Samstag, 25. Mai 2013

das stärkste t-shirt von hess natur

seit vielen jahren schon kaufe ich einen teil meiner kleidung bei hessnatur, aus den besten naturmaterialien, bio und fair produziert.

die preise erscheinen nur auf den ersten blick ein bißchen hoch - aber das amortisiert sich schnell: fast alle stücke sind bei mir zu lieblingsstücken geworden, die mich jahrelang begleiten, manches auch schon länger als ein jahrzehnt.

als es mal eine zeitlang einen second-season-laden in freiburg gab, war ich dort stammkundin: da ich nur wenig geld habe, kann ich mir billige klaotten einfach nicht leisten: ich will gute qualität, die lange hält, 'was hermacht' und ohne schlechtes gewissen tragbar ist.

hessnatur - t-shirt no. 1311 - farbe aster

nun produziert hessnatur ein neues t-shirt aus bio-baumwolle, genannt "das stärkste". vorab dürfen es 3000 hessnatur-insider testen - und ich bin eine davon. da habe ich endlich auch einmal glück gehabt im leben und etwas gewonnen!

gleichzeitig habe ich allerdings auch mal wieder pech, denn - leider - gefällt mir die farbe nicht - zumindest nicht für ein kleidungsstück, das sich an meinem körper befindet.

während die herren sich über ein elegantes dunkelnachtblau freuen konnten, wurden wir mädchen mit "irgendwie rosa" abgespeist - ein farbton namens 'aster'.

ich würde es tragen, ausnahmsweise. aber dieses dunkle pink steht mir einfach nicht, und ich sehe ganz krank darin aus. das bedaure ich wirklich sehr. der stoff fühlt sich nämlich toll an und das hemd ist hochwertig verarbeitet.

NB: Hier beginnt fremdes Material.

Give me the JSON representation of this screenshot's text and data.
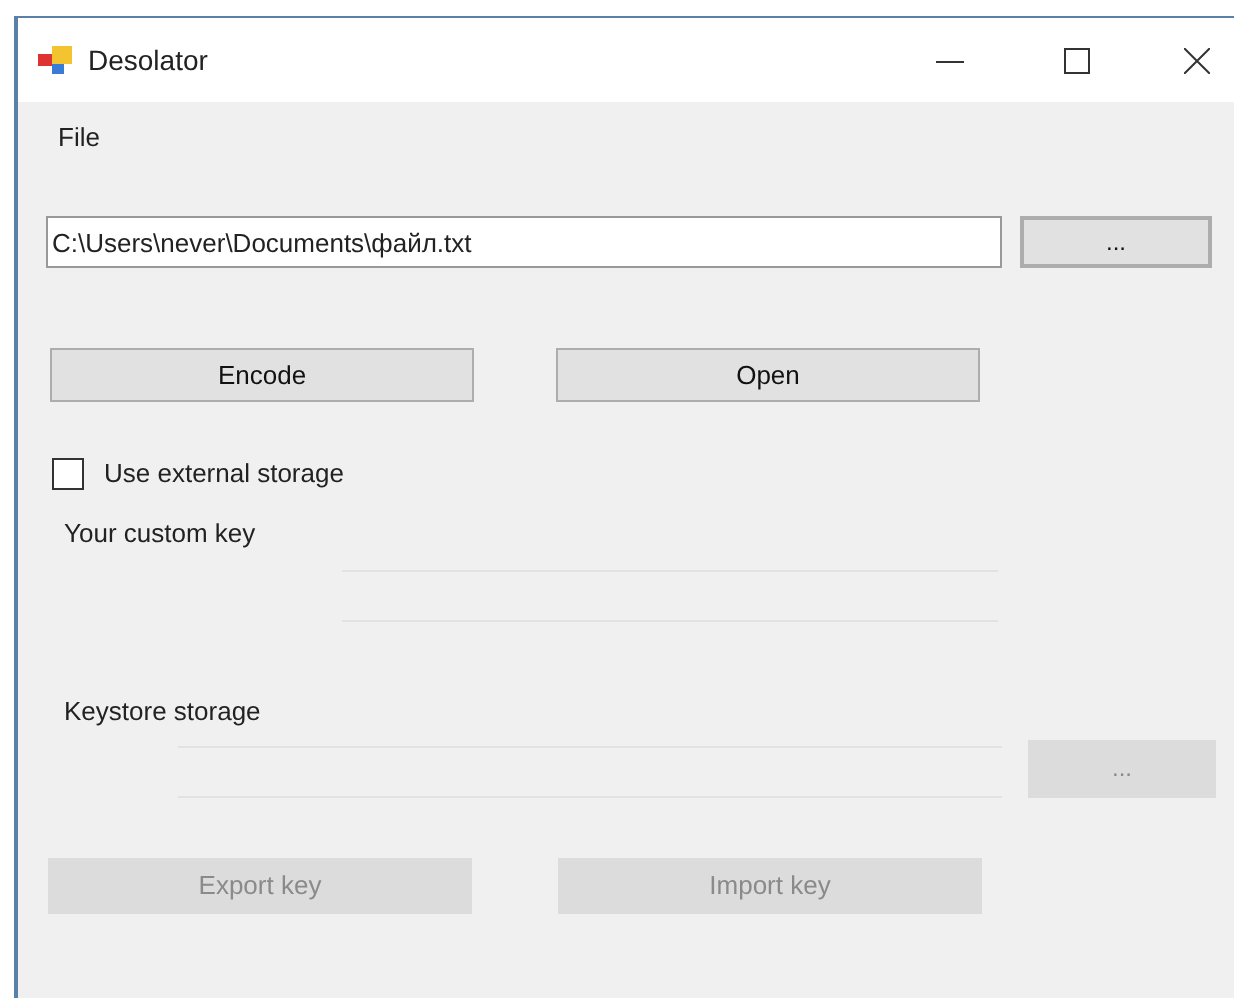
{
  "window": {
    "title": "Desolator"
  },
  "menu": [
    {
      "label": "File"
    }
  ],
  "file_path": {
    "value": "C:\\Users\\never\\Documents\\файл.txt"
  },
  "browse_button": {
    "label": "...",
    "disabled": false,
    "focused": true
  },
  "actions": [
    {
      "label": "Encode",
      "disabled": false
    },
    {
      "label": "Open",
      "disabled": false
    }
  ],
  "use_external_storage": {
    "label": "Use external storage",
    "checked": false
  },
  "custom_key": {
    "label": "Your custom key",
    "disabled": true
  },
  "keystore": {
    "label": "Keystore storage",
    "disabled": true
  },
  "keystore_browse": {
    "label": "...",
    "disabled": true
  },
  "key_actions": [
    {
      "label": "Export key",
      "disabled": true
    },
    {
      "label": "Import key",
      "disabled": true
    }
  ]
}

hier gibt es ein video über die produktion:



wahrscheinlich könnte ich meine no 1311 teuer bei ebay verticken. ist schließlich ein limitiertes exclusiv-exemplar. das würde ich aber hessnatur gegenüber nicht fair finden.

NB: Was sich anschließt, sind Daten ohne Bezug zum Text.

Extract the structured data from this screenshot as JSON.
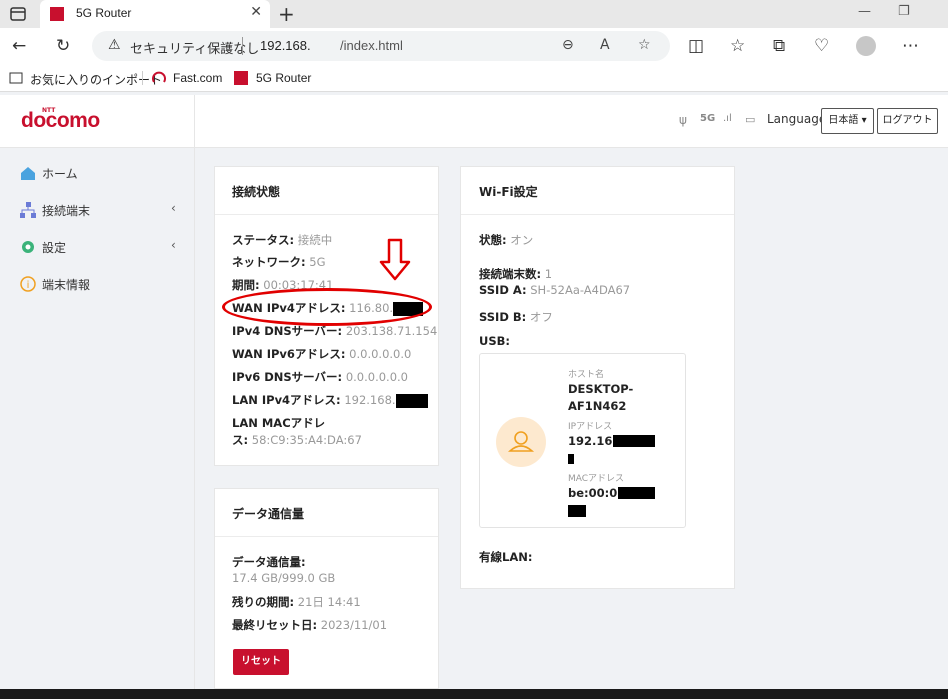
{
  "browser": {
    "tab_title": "5G Router",
    "tab_close": "✕",
    "new_tab": "+",
    "security_warning": "セキュリティ保護なし",
    "url_host": "192.168.",
    "url_path": "/index.html",
    "bookmarks": [
      {
        "label": "お気に入りのインポート"
      },
      {
        "label": "Fast.com"
      },
      {
        "label": "5G Router"
      }
    ],
    "colors": {
      "brand_red": "#c8102e"
    }
  },
  "header": {
    "logo_ntt": "NTT",
    "logo": "docomo",
    "net_type": "5G",
    "language_label": "Language",
    "language_select": "日本語",
    "logout": "ログアウト"
  },
  "sidebar": {
    "items": [
      {
        "label": "ホーム",
        "icon": "home-icon"
      },
      {
        "label": "接続端末",
        "icon": "network-icon"
      },
      {
        "label": "設定",
        "icon": "gear-icon"
      },
      {
        "label": "端末情報",
        "icon": "info-icon"
      }
    ]
  },
  "connection": {
    "title": "接続状態",
    "rows": [
      {
        "label": "ステータス:",
        "value": "接続中"
      },
      {
        "label": "ネットワーク:",
        "value": "5G"
      },
      {
        "label": "期間:",
        "value": "00:03:17:41"
      },
      {
        "label": "WAN IPv4アドレス:",
        "value": "116.80."
      },
      {
        "label": "IPv4 DNSサーバー:",
        "value": "203.138.71.154"
      },
      {
        "label": "WAN IPv6アドレス:",
        "value": "0.0.0.0.0.0"
      },
      {
        "label": "IPv6 DNSサーバー:",
        "value": "0.0.0.0.0.0"
      },
      {
        "label": "LAN IPv4アドレス:",
        "value": "192.168."
      },
      {
        "label": "LAN MACアドレ",
        "label2": "ス:",
        "value": "58:C9:35:A4:DA:67"
      }
    ]
  },
  "data_usage": {
    "title": "データ通信量",
    "usage_label": "データ通信量:",
    "usage_value": "17.4 GB/999.0 GB",
    "remaining_label": "残りの期間:",
    "remaining_value": "21日 14:41",
    "reset_date_label": "最終リセット日:",
    "reset_date_value": "2023/11/01",
    "reset_button": "リセット"
  },
  "wifi": {
    "title": "Wi-Fi設定",
    "status_label": "状態:",
    "status_value": "オン",
    "clients_label": "接続端末数:",
    "clients_value": "1",
    "ssid_a_label": "SSID A:",
    "ssid_a_value": "SH-52Aa-A4DA67",
    "ssid_b_label": "SSID B:",
    "ssid_b_value": "オフ",
    "usb_label": "USB:",
    "device": {
      "hostname_label": "ホスト名",
      "hostname_line1": "DESKTOP-",
      "hostname_line2": "AF1N462",
      "ip_label": "IPアドレス",
      "ip_value": "192.168.",
      "mac_label": "MACアドレス",
      "mac_value": "be:00:07:"
    },
    "wired_label": "有線LAN:"
  }
}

also habe ich mir gedacht: ich gebe es weiter an eine meiner treuen blogleserinnen. für umme und unter der bedingung, dass diejenige dann auch den produkttest macht. der ist nicht schwer, es gibt jede woche eine kleine aufgabe zu erfüllen, sechs wochen lang.

das hemd hat größe 44/46, einen v-ausschnitt, ist noch ungewaschen, 68cm lang und am saum 60cm breit.

wer's haben will, schreibt bitte unten einen kommentar - bitte noch keine postanschrift angeben. falls mehr als eine "hier!" ruft, wird verlost. die gewinnerin werde ich am dienstag, den 28. mai bekannt gegeben; sie meldet sich dann bitte umgehend, so dass ich das schöne hemd am 29. mai verschicken kann und es noch vor dem nächsten wochenende bei ihr eintrifft.


ps.
für diese werbesendung über nessnatur erhalte ich kein geld. das honorar wurde quasi mit dem t-shirt abgegolten ;-)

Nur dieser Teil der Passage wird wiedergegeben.